The orchestra continued to record albums for 20th Century Records until the end of the 1970s. By 1981, they had moved to White's own label, Unlimited Gold. Their second album from that year, Welcome Aboard, featured composer and arranger Webster Lewis.
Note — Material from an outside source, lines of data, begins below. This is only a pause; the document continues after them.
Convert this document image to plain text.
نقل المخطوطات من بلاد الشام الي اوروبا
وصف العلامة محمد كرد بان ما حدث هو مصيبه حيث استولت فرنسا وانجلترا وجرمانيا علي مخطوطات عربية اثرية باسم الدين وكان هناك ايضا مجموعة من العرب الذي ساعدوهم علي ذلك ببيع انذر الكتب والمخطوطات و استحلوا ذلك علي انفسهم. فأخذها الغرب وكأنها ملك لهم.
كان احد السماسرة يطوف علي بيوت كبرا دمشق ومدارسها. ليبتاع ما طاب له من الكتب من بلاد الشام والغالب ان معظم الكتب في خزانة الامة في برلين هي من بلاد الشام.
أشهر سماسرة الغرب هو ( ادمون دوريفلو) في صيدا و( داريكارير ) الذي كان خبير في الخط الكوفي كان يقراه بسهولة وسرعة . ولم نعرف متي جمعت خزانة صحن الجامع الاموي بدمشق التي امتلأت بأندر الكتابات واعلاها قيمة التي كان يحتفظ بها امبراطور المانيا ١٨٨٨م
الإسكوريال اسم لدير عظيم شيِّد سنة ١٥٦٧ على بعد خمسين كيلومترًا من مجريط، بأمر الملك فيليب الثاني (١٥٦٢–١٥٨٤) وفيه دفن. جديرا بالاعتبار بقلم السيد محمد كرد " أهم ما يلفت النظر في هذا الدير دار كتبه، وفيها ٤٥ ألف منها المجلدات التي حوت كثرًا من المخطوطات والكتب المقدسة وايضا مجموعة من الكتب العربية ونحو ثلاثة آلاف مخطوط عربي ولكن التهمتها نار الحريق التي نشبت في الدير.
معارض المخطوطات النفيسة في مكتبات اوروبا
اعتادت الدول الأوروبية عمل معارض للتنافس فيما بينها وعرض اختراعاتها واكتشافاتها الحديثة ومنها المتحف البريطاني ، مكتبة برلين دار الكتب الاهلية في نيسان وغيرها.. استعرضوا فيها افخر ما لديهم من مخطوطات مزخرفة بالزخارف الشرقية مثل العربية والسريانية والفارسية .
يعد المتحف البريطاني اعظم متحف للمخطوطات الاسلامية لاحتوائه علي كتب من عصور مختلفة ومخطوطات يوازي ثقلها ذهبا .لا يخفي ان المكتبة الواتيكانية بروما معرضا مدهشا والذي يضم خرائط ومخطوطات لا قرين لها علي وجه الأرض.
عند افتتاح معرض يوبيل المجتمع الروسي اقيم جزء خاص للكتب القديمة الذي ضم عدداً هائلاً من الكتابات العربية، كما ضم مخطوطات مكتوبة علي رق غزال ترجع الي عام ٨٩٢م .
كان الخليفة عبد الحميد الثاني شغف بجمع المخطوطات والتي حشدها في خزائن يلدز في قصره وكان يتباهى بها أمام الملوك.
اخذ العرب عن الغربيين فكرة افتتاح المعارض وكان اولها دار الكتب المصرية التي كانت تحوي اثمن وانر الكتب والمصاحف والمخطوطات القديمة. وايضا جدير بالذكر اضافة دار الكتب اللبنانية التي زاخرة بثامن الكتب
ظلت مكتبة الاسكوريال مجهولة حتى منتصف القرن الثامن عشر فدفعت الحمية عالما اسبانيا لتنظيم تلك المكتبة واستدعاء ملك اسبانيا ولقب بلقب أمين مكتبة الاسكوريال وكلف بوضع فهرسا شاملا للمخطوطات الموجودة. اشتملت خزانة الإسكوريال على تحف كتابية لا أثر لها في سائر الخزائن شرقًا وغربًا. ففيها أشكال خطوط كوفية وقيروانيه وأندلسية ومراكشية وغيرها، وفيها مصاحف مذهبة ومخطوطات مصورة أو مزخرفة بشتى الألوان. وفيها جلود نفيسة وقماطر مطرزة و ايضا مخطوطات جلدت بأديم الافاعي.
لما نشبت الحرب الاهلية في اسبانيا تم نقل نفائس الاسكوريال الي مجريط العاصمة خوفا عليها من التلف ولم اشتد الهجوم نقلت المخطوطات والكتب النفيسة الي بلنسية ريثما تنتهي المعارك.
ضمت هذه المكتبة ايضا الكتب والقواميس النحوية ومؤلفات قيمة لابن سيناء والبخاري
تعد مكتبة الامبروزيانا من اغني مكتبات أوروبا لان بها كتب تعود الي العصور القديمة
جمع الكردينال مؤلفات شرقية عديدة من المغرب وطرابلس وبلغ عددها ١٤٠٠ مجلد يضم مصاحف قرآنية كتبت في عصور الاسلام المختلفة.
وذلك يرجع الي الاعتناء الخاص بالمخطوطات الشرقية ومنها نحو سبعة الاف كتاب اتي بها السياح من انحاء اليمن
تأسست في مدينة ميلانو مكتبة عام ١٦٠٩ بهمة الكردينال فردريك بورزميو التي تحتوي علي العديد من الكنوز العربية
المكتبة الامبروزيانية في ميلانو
Their final album, Rise, was issued in 1983.

==Discography==
===Albums===

Year: Title; Peak chart positions; Certifications; Record label
US: US R&B; AUS; CAN; UK
1974: Rhapsody in White; 8; 2; 26; 7; 50; RIAA: Gold; BPI: Silver;; 20th Century
Together Brothers (soundtrack): 96; 33; —; —; —
White Gold: 28; 10; 93; 52; —; RIAA: Gold;
1975: Music Maestro Please; 94; 14; —; —; —
1976: My Sweet Summer Suite; 123; 35; —; —; —
1978: My Musical Bouquet; —; 53; —; —; —; 20th Century Fox
1979: Super Movie Themes: Just a Little Bit Different; —; —; —; —; —
1981: Let 'Em Dance; —; —; —; —; —; Unlimited Gold
Welcome Aboard: —; —; —; —; —
1983: Rise; —; —; —; —; —
"—" denotes a recording that did not chart or was not released in that territory.

===Singles===

Year: Title; Peak chart positions; Certifications; Album
US: US R&B; US A/C; US Dan; AUS; CAN; UK
1973: "Love's Theme"; 1; 10; 1; —; 9; 1; 10; RIAA: Gold;; Rhapsody in White
1974: "Rhapsody in White"; 63; 48; —; —; —; 63; —
"Theme from Together Brothers": —; —; —; —; —; —; —; Together Brothers
"Baby Blues": 102; —; —; —; —; —; —; Rhapsody in White
1975: "Satin Soul"; 22; 23; —; 1; —; 54; —; White Gold
"Forever in Love": —; 22; —; —; —; —; —; Music Maestro Please
"Midnight Groove": 108; 91; —; 15; —; —; —
1976: "My Sweet Summer Suite"; 48; 28; —; 1; —; —; —; My Sweet Summer Suite
"Brazilian Love Song": —; —; —; —; —; —
1977: "Theme from King Kong (Part 1)"; 68; 15; —; 7; —; —; —; Super Movie Themes: Just a Little Bit Different
1978: "Hey Look at Me, I'm in Love"; —; —; —; —; —; —; —; My Musical Bouquet
1979: "Theme from Shaft"; —; —; —; —; —; —; —; Super Movie Themes: Just a Little Bit Different
1980: "Young America"; —; —; —; —; —; —; —; Let 'Em Dance
"I Wanna Boogie and Woogie with You": —; —; —; —; —; —; —
1981: "Vieni Qua Bella Mi"; —; —; —; —; —; —; —
"Lift Your Voice and Say (United We Can Live in Peace Today)": —; —; —; —; —; —; —; Welcome Aboard
"Welcome Aboard": —; —; —; 59; —; —; —
1982: "Night Life in the City"; —; —; —; —; —; —; —
1983: "Do It to the Music... Please"; —; —; —; —; —; —; —; Rise
"My Laboratory (Is Ready for You)": —; —; —; —; —; —; —
"—" denotes a recording that did not chart or was not released in that territory.